L’ethnologue Patrick Deval et Frédéric Joignot rappellent le ravage suprême dans leur texte : « La moitié des pathologies émergentes qui frappent l’humanité depuis une vingtaine d’années sont des zoonoses - 60 % d’après une étude récente de l’oms. Elles se traduisent, selon une étude de 2017 du nCBi (national Center For Biology information, usa), par 2,5 milliards cas de maladie chaque année. Elles proviennent d’une transmission animale du fait de la colonisation brutale des dernières régions sauvages, de la déforestation qui s’aggrave, du trafic d’espèces protégées destinées à la boucherie et la médecine traditionnelle, mais encore des élevages confinés – comme l’effrayant virus nipah passé par les batteries de porcs malaises (1998). »

« La moitié des pathologies émergentes qui frappent l’humanité depuis une vingtaine d’années sont des zoonoses - 60 % d’après une étude récente de l’Oms. »

Le professeur en écologie humaine, Andreas Malm remet les idées en place : « Notre époque géologique n’est pas l’anthropocène, pas celle de l’humanité, mais celle du capitalocène. Malgré le succès des enquêtes de Naomi Klein, les récentes mobilisations dans les rue du monde entier, la critique de la responsabilité du capitalisme reste une vision marginale. La science du climat, la politique et le discours sont constamment formulés dans le « récit anthropocène » : dénigrement de l’humanité, auto-flagellation collective indifférenciée, invitation à la population générale des consommateurs de changer de comportement, et autres pirouettes idéologiques qui ne servent qu’à cacher le vrai visage du chauffeur. »

Le journaliste des idées Jean-Marie Durand débroussaille le territoire conceptuel des climato-sceptiques et celui des « agités du bocage ».

Le journaliste économique italien, Alberto Tundo, brosse un panorama féroce des « chacals » et autres profiteurs de guerre climatique.
Un zoom intéressant sur le site Web Isthishowyoufeel, sur lequel s’épanchent les chercheurs du climat : coups de colère, stress, burn-out, ou tristesse profonde.

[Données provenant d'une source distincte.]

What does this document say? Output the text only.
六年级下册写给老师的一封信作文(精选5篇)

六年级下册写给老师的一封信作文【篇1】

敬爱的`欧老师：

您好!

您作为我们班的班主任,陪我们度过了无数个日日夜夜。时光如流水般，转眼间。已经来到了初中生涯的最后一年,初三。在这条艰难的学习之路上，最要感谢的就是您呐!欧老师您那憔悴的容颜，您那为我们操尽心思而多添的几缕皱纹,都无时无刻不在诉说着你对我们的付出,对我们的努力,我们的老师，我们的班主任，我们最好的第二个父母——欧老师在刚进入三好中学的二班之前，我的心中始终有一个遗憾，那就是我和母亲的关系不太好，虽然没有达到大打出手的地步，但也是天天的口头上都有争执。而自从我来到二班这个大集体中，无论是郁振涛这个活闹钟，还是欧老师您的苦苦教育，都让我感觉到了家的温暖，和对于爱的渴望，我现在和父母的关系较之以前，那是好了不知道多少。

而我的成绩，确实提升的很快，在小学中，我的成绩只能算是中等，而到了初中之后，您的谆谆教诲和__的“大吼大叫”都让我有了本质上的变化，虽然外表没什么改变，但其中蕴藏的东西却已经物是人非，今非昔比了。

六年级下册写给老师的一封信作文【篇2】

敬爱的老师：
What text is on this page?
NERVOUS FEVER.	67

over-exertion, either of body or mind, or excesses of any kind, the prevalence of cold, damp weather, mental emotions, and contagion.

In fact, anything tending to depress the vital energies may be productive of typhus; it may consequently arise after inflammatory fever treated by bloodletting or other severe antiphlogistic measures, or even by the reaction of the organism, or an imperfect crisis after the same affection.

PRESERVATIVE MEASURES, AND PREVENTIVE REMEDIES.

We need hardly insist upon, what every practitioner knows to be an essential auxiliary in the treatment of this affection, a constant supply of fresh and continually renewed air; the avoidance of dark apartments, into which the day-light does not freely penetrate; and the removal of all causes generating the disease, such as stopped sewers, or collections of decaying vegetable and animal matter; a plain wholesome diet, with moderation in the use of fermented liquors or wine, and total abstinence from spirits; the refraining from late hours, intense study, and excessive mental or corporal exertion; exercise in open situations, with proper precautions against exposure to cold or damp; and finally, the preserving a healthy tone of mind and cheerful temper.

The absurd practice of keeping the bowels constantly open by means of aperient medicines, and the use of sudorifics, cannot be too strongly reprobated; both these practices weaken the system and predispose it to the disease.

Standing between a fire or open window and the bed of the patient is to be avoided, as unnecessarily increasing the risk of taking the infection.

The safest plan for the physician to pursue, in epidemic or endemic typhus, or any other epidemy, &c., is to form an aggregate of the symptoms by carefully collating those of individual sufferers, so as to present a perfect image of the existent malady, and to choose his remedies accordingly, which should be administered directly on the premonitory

Dans un entretien, Pablo Servigne, pape de la collapsologie, estime qu’il ne faut plus chouiner mais réfléchir à l’imaginaire politique de demain : « Certes, il y a beaucoup de choses à faire individuellement, et c’est toute la question du mouvement survivaliste. On a tous un survivaliste en nous, et il y a plein de manières d’être survivaliste, mais ce n’est pas mon propos ici. Ce qui m’intéresse, c’est le chantier politique. On pourrait en discuter des heures, et il y a plein de pistes, c’est un grand chantier et c’est pour ça que je ne peux pas y répondre maintenant. »

Dans la précédente collection, Ravages concernait plutôt les mœurs politiques et littéraires, un petit Barnum typique de l’esprit français. Dans ce Ravages régénéré, la gravité et la profondeur sont de mise. Les ravages s’appellent le déni, la nonchalance, le scepticisme. Le prochain numéro sera dédié à l’eau, et promet d’être rafraichissant comme un verre d’eau glacé à la figure.